PHOTO: ANTONY GILBERT/VIKING CRUISE_S_gigantia.jpg
Stygiomedusa gigantea can reach up to 30 feet/10 meters in length. Here is one, as seen from a Viking submersible
Viking's expedition team published the company’s first scientific paper, following observations of the rarely seen Stygiomedusa gigantea, commonly known as the giant phantom jellyfish.

The encounters took place during submersible dives in the coastal waters of the Antarctic Peninsula in early 2022. Despite reaching up to 30 feet/10 meters in length, the giant phantom jellyfish has been recorded in only 126 encounters since the species was first described in 1910.

During Viking’s inaugural Antarctica season, direct observations of the giant phantom jellyfish were made three times from submersibles deployed from Viking Octantis and documented by stills and video photography.

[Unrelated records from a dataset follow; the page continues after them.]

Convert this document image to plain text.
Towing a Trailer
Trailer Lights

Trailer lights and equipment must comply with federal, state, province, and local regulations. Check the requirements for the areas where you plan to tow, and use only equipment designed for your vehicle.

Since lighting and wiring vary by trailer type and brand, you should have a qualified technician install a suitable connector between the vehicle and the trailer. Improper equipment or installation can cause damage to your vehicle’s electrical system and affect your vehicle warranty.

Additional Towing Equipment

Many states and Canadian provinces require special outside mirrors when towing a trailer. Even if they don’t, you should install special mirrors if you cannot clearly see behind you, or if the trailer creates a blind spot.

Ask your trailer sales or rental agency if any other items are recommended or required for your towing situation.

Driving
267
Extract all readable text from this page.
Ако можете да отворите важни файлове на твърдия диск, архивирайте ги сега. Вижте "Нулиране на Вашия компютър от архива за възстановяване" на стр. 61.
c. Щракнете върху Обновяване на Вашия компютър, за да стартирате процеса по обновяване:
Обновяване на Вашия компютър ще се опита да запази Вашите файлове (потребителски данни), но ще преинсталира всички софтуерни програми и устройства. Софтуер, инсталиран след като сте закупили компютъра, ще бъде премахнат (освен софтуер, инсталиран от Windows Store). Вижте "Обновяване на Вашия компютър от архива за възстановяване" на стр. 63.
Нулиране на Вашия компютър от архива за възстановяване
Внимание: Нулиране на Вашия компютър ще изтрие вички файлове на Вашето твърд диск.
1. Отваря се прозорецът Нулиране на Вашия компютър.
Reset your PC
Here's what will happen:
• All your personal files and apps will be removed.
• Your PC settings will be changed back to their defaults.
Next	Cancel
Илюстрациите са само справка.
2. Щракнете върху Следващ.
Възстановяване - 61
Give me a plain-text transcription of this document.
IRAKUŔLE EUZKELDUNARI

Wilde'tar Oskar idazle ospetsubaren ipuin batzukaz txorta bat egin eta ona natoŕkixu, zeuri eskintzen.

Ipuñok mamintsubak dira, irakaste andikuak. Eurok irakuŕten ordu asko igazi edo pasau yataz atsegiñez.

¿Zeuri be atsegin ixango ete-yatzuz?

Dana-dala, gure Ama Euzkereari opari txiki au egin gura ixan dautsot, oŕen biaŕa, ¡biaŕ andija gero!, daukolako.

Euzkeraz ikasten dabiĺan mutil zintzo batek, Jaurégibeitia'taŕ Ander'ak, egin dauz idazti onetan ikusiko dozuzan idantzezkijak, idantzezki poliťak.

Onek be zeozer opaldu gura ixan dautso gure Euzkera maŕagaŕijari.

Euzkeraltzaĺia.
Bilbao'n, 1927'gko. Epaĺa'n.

'Exciting opportunity for discovery'

The paper is authored by two of Viking’s chief scientists. Lead author Dr. Daniel Moore stated: 'It is extraordinary that we know so little about such large marine creatures as the giant phantom jellyfish, however now we have the means to make regular observations at greater depths than previously possible, which provides an exciting opportunity for discovery.'

Published in Polar Research, the scientific journal of the Norwegian Polar Institute, the article can be read here.

Meaningful scientific work

'At the core of Viking expeditions is the goal to do meaningful scientific work. After just one full season in service, we are pleased that our expedition vessels and scientists have already contributed to research that might not have been possible otherwise, and we look forward to providing critical research opportunities on future voyages,' Viking Chairman Torstein Hagen said.